The regrettable use of "all" in Section 7 of the GPL
Mahesh T. Pai
paivakil at vsnl.net
Thu Feb 19 15:29:17 UTC 2004
John Cowan said on Thu, Feb 19, 2004 at 08:23:01AM -0500,:
> Now I point out that there are various persons who, as a condition
> of their parole or probation, are not permitted to touch computers.
> Distribution of GNU software to them is forbidden by law, and if
> they do happen to have GNU software on any computers they may own,
> they cannot redistribute it.

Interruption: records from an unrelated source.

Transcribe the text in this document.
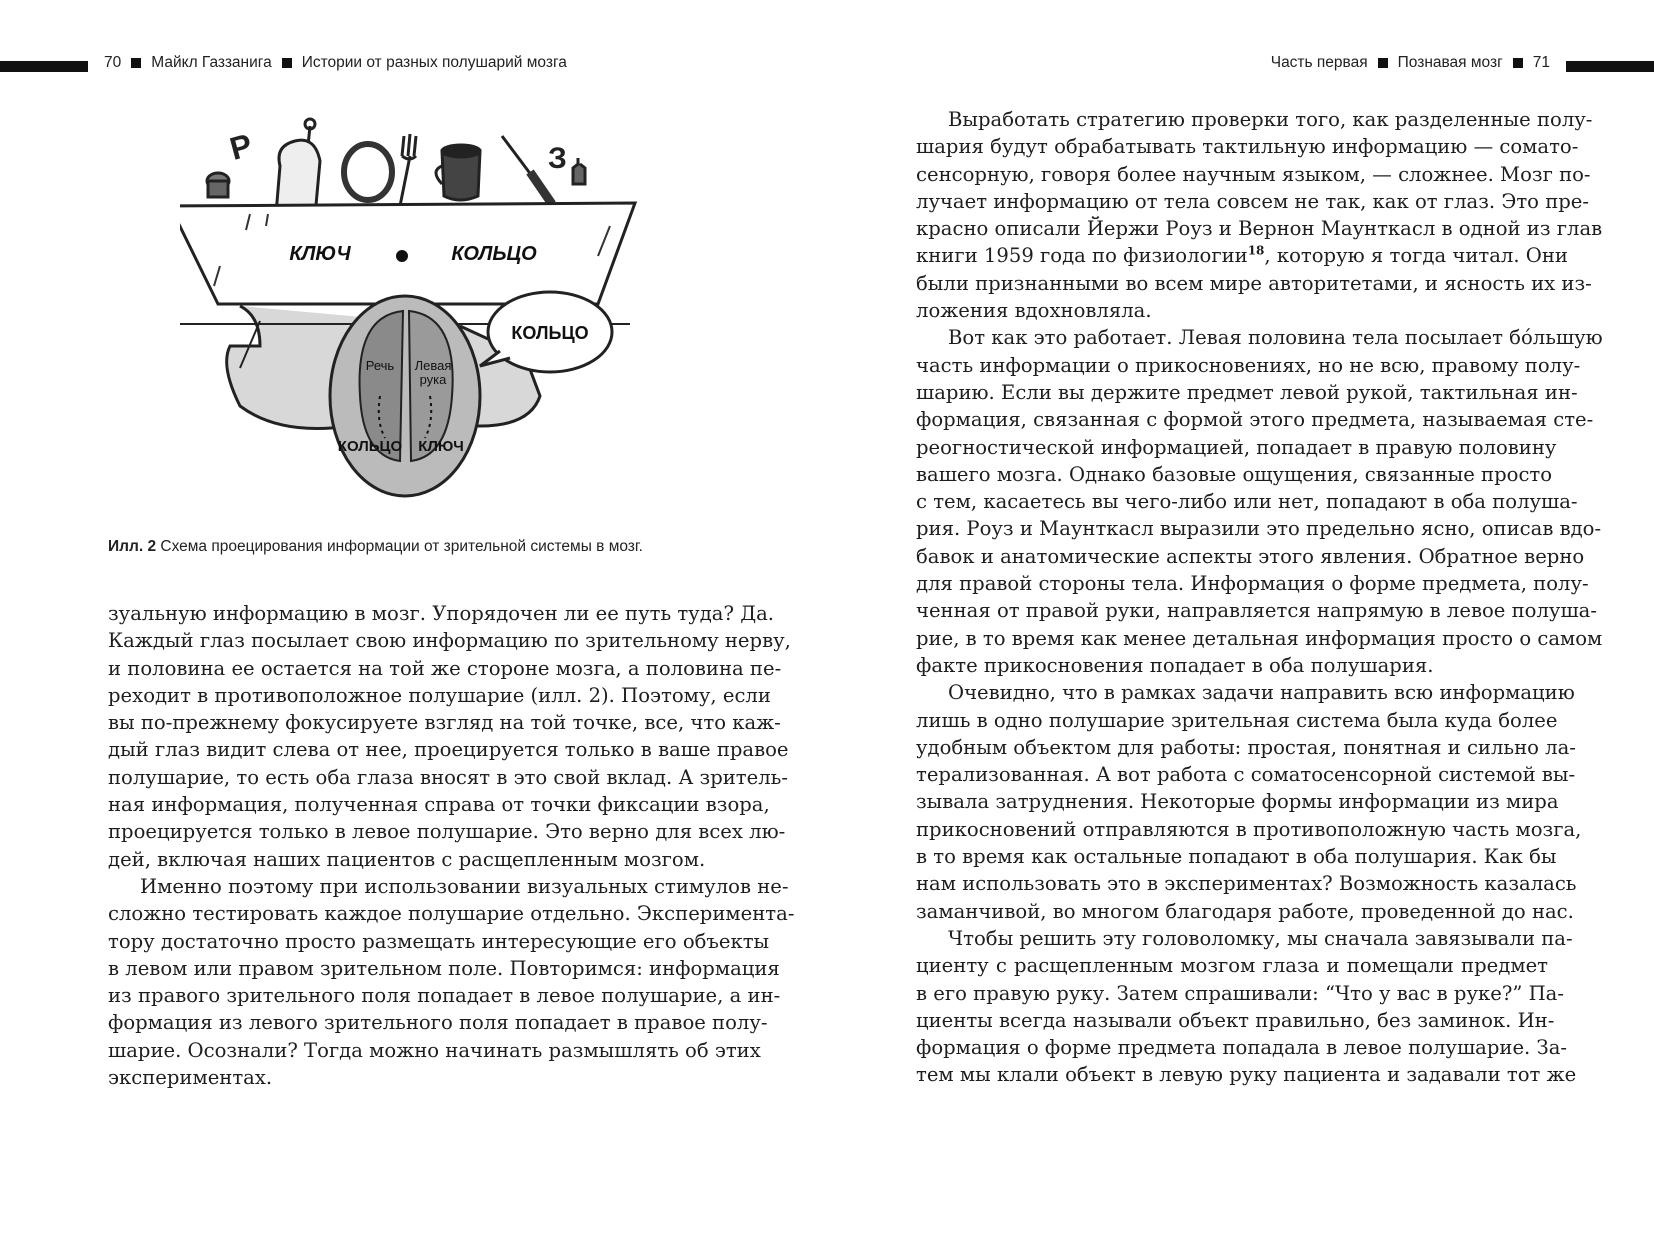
70 Майкл Газзанига Истории от разных полушарий мозга	Часть первая Познавая мозг 71
Р	З
КЛЮЧ	КОЛЬЦО
Речь Левая
рука
КОЛЬЦО КЛЮЧ
КОЛЬЦО
Илл. 2 Схема проецирования информации от зрительной системы в мозг.

зуальную информацию в мозг. Упорядочен ли ее путь туда? Да.
Каждый глаз посылает свою информацию по зрительному нерву,
и половина ее остается на той же стороне мозга, а половина пе-
реходит в противоположное полушарие (илл. 2). Поэтому, если
вы по-прежнему фокусируете взгляд на той точке, все, что каж-
дый глаз видит слева от нее, проецируется только в ваше правое
полушарие, то есть оба глаза вносят в это свой вклад. А зритель-
ная информация, полученная справа от точки фиксации взора,
проецируется только в левое полушарие. Это верно для всех лю-
дей, включая наших пациентов с расщепленным мозгом.

Именно поэтому при использовании визуальных стимулов не-
сложно тестировать каждое полушарие отдельно. Эксперимента-
тору достаточно просто размещать интересующие его объекты
в левом или правом зрительном поле. Повторимся: информация
из правого зрительного поля попадает в левое полушарие, а ин-
формация из левого зрительного поля попадает в правое полу-
шарие. Осознали? Тогда можно начинать размышлять об этих
экспериментах.

Выработать стратегию проверки того, как разделенные полу-
шария будут обрабатывать тактильную информацию — сомато-
сенсорную, говоря более научным языком, — сложнее. Мозг по-
лучает информацию от тела совсем не так, как от глаз. Это пре-
красно описали Йержи Роуз и Вернон Маунткасл в одной из глав
книги 1959 года по физиологии$^{18}$, которую я тогда читал. Они
были признанными во всем мире авторитетами, и ясность их из-
ложения вдохновляла.

Вот как это работает. Левая половина тела посылает бóльшую
часть информации о прикосновениях, но не всю, правому полу-
шарию. Если вы держите предмет левой рукой, тактильная ин-
формация, связанная с формой этого предмета, называемая сте-
реогностической информацией, попадает в правую половину
вашего мозга. Однако базовые ощущения, связанные просто
с тем, касаетесь вы чего-либо или нет, попадают в оба полуша-
рия. Роуз и Маунткасл выразили это предельно ясно, описав вдо-
бавок и анатомические аспекты этого явления. Обратное верно
для правой стороны тела. Информация о форме предмета, полу-
ченная от правой руки, направляется напрямую в левое полуша-
рие, в то время как менее детальная информация просто о самом
факте прикосновения попадает в оба полушария.

Очевидно, что в рамках задачи направить всю информацию
лишь в одно полушарие зрительная система была куда более
удобным объектом для работы: простая, понятная и сильно ла-
терализованная. А вот работа с соматосенсорной системой вы-
зывала затруднения. Некоторые формы информации из мира
прикосновений отправляются в противоположную часть мозга,
в то время как остальные попадают в оба полушария. Как бы
нам использовать это в экспериментах? Возможность казалась
заманчивой, во многом благодаря работе, проведенной до нас.

Чтобы решить эту головоломку, мы сначала завязывали па-
циенту с расщепленным мозгом глаза и помещали предмет
в его правую руку. Затем спрашивали: “Что у вас в руке?” Па-
циенты всегда называли объект правильно, без заминок. Ин-
формация о форме предмета попадала в левое полушарие. За-
тем мы клали объект в левую руку пациента и задавали тот же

Note that this disability is legal,
> not merely physical, short of fleeing the jurisdiction, itself a
> criminal offense.
That is a problem with the law, not with the GNU GPL. The GPL ccannot,
and does not seek to override the law.
You need to clarify what you mean by `distribution of GNU s/w to them
is forbidden by law'. Can I still give them non-free (or did you mean
The next part of your question, `... and if they do happen to have GNU
s/o on any computers they may own, they cannot redistribute it.' GPL
does not really apply in most jurisdictions* if a person does not want
to redistribute the software.
* I think that in some jurisdictions, the users cannot modify software
for their own use. AFAIK.
> Therefore, the distribution of all GPLed software is, at least in
> the U.S., forbidden by the terms of the GPL, and should come to a
> screeching halt. I have spoken.
This is a logical fallcay. I fail to recall tht exact term. But the
rule is this:-
Statement 1:- X implies Y
Statement 2:- Y implies Z
Statement 1 and 2 does not mean that X implies Z. It would have been
different if the statements *both* were *is* instead of implies. It
does not help if the 2nd statement alone was `implies'.